LAS VEGAS – “This category is about to explode, and you are so lucky to be at the forefront of myopia management,” Dr. Dwight Akerman, Chief Medical Editor of Review of Myopia Management told the Treehouse Eyes practitioners gathered for T.H.E. Summit held at Caesars during Vision Expo West.
As part of a panel consisting of leaders in the field of myopia management, Dr. Akerman shared his predictions for the category and credited Treehouse Eyes’ optometrists with having “first mover advantage.”
“Myopia management will be a $5 billion category, and by my estimates, there will be seven new FDA-approved interventions in three to four years, two of which have already received FDA fast track designation,” he said. However, “stay hungry,” he warned, “because you won’t have first mover advantage forever.”
The next panelist, Johnson & Johnson Vision’s Lisa McAlister, started with the why. “You are changing children’s eyes, for today and for the future. What we believe at J&J is every child matters.” She referenced the recent International Myopia Conference in Rotterdam, The Netherlands, as illustrative of the “incredible momentum in the space.” Still, there is much work to be done with 645 million myopic children in the world but only 2.3 million in treatment, according to McAlister.
One way she addresses this need is by sitting on the board of the Global Myopia Awareness Coalition, an organization of companies in the field devoted to raising consumer awareness around myopia management. “We are coming together as an industry. The new treatments are critical, and we are committed to making myopia management the standard of treatment.”
Michael Rowe of Eyenovia followed with a description of a “new way to treat myopia,” the Optejet, which his company is working with Bausch Health to develop. The device, which he later demonstrated for the group, enables patients to deliver a pre-measured low dose of atropine while also monitoring compliance for their doctor. It’s important that treatments “be designed in a way that people can actually use them.” He also predicted that treatments “will be in combination, and you are the front line to determine what that combination would be.”

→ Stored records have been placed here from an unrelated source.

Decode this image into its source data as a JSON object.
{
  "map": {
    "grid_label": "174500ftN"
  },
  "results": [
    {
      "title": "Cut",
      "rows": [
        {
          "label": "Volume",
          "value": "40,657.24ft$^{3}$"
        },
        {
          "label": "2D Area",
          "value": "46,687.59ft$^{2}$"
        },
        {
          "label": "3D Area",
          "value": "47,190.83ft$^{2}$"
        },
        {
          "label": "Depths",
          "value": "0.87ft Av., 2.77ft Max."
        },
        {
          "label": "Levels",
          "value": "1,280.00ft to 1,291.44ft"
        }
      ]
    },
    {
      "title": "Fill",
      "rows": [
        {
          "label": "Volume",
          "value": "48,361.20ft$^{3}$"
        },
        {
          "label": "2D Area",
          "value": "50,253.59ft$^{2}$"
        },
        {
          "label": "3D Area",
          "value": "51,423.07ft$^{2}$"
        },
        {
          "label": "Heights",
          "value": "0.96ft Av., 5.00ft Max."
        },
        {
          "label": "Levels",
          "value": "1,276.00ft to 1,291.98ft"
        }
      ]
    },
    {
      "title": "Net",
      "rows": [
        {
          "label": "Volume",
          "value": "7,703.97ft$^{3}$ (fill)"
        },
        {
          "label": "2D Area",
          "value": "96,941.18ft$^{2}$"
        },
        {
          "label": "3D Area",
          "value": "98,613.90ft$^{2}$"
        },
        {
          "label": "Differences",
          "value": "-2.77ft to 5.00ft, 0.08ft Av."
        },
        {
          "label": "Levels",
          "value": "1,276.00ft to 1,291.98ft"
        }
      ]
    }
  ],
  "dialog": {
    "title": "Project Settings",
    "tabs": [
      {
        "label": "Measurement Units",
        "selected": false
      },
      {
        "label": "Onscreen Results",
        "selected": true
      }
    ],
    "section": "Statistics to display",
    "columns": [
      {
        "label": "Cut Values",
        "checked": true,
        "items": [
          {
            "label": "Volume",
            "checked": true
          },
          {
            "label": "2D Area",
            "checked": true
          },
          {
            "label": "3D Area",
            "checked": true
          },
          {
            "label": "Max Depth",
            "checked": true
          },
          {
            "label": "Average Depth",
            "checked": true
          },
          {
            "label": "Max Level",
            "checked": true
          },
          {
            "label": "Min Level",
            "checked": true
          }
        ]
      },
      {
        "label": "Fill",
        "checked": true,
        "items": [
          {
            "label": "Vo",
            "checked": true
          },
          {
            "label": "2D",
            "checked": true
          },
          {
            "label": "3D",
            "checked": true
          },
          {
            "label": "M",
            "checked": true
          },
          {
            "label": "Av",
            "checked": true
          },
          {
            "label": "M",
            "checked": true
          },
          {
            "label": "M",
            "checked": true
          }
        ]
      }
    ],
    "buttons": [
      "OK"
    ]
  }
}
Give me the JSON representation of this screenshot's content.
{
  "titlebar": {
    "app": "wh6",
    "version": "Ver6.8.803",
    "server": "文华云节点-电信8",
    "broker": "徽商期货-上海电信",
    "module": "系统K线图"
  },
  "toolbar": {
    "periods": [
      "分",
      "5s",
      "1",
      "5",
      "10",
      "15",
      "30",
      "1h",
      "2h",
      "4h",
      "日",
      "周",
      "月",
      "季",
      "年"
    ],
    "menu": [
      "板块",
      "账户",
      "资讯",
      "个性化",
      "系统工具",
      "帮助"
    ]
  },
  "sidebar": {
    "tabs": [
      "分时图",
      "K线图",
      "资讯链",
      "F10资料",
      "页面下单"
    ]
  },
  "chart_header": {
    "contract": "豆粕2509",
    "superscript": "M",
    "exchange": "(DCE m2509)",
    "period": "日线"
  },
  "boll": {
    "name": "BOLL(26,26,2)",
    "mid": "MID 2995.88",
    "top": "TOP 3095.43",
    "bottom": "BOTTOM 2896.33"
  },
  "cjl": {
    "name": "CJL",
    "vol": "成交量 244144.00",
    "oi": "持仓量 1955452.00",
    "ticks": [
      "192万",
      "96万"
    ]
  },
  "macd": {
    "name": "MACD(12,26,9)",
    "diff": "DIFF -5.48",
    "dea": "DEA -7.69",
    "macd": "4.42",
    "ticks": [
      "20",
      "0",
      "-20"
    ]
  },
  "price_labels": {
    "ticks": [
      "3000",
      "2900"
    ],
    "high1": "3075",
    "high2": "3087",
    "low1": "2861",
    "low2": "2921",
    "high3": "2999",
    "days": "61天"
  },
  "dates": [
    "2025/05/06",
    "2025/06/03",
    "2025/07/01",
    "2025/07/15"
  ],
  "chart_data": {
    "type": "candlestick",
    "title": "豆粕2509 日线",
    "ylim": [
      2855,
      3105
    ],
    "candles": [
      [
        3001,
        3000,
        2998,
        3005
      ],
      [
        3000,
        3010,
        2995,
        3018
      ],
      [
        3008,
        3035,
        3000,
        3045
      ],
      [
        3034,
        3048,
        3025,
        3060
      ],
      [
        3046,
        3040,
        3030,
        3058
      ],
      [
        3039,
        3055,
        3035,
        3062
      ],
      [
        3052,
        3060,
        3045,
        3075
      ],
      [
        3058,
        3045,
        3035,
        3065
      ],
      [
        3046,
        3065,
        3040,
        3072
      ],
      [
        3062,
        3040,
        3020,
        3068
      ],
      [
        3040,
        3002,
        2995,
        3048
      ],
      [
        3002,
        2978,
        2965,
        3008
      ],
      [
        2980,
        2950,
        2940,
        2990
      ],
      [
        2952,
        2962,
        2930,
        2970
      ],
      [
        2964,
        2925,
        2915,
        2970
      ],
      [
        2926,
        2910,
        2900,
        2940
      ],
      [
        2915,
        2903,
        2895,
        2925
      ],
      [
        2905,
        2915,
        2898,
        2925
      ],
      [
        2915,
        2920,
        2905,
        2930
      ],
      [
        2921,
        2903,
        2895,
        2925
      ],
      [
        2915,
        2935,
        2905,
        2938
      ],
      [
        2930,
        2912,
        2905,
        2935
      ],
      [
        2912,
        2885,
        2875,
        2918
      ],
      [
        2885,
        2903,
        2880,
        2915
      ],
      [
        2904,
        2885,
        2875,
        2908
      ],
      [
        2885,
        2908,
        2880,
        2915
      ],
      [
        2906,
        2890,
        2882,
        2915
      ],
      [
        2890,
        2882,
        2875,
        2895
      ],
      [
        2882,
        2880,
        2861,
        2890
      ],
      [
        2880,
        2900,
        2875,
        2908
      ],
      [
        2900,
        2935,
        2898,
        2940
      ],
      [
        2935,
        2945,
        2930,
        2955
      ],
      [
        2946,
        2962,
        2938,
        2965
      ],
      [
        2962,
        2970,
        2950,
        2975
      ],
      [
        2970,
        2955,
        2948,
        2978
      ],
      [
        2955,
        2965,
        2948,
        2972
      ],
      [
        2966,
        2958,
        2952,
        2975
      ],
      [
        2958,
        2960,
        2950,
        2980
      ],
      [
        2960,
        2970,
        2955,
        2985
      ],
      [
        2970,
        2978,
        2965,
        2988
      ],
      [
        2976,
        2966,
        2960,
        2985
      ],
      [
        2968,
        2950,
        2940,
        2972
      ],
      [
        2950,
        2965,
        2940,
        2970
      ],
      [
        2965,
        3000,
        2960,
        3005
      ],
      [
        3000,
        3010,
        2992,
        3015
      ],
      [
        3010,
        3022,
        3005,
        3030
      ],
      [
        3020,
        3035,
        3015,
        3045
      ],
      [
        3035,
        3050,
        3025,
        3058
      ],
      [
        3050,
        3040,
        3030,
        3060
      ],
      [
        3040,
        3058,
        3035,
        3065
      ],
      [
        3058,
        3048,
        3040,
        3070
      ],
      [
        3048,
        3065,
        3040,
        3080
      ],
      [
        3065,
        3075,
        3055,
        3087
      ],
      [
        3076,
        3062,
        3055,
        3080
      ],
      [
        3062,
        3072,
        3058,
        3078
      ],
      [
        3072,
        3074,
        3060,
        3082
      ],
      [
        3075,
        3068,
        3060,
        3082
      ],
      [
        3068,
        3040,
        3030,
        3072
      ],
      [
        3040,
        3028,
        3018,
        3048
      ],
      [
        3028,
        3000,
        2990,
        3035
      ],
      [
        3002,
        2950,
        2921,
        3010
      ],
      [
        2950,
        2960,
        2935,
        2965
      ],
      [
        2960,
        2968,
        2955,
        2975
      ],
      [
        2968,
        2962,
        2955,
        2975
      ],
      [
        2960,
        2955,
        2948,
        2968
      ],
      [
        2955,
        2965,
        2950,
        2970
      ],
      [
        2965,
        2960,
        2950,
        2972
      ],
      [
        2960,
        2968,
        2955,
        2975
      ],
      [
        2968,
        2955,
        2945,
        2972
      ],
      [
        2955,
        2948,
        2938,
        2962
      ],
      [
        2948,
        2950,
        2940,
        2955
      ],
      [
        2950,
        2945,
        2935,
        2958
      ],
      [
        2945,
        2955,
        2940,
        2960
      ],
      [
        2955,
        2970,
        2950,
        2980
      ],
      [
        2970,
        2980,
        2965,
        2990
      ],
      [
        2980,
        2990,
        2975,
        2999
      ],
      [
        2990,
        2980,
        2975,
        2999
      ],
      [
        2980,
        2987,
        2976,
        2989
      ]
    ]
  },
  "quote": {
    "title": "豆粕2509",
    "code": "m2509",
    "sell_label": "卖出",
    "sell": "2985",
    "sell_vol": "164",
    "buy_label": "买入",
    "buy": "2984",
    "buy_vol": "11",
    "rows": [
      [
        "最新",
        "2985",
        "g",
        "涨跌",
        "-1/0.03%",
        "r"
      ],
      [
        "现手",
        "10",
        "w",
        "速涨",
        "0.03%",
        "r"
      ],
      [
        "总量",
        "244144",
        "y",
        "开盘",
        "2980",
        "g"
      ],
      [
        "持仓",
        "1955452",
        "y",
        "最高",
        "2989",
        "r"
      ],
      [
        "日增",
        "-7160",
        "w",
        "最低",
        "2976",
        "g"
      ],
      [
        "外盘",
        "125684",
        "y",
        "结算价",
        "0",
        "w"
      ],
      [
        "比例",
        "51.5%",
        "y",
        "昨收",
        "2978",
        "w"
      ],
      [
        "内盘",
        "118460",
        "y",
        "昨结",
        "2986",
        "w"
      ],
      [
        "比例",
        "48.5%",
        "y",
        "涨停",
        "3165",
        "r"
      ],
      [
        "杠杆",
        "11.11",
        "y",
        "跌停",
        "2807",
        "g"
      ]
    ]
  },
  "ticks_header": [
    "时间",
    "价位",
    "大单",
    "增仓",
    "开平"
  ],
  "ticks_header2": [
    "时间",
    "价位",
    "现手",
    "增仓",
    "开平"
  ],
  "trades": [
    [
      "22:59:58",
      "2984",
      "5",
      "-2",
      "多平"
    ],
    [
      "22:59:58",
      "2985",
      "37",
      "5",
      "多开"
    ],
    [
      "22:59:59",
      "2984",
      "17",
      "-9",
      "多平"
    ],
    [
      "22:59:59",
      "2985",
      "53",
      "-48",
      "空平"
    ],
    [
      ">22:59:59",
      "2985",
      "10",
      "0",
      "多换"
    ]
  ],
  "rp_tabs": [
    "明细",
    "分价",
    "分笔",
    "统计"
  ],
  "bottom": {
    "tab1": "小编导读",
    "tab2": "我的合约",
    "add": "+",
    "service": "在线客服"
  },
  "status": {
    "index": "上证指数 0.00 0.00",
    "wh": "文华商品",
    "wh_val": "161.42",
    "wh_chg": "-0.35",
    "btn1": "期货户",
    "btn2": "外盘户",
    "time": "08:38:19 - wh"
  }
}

The final panelist of T.H.E. Summit’s first morning session, Hoya’s Warren Modlin, agreed with Dr. Akerman that “we are seeing the commercial side of myopia management take off,” he said, adding, “We are coming into a very commercial and competitive environment.” While “Hoya does have a lens in FDA trials and available in Canada and in 22 other countries,” Modlin described the Treehouse Eyes group in attendance as “mentors to the heroes on the journey” of delivering myopia management to patients. “You are part of a journey and a staged experience,” he said. “The chains will not be on that journey. They are just selling a product.”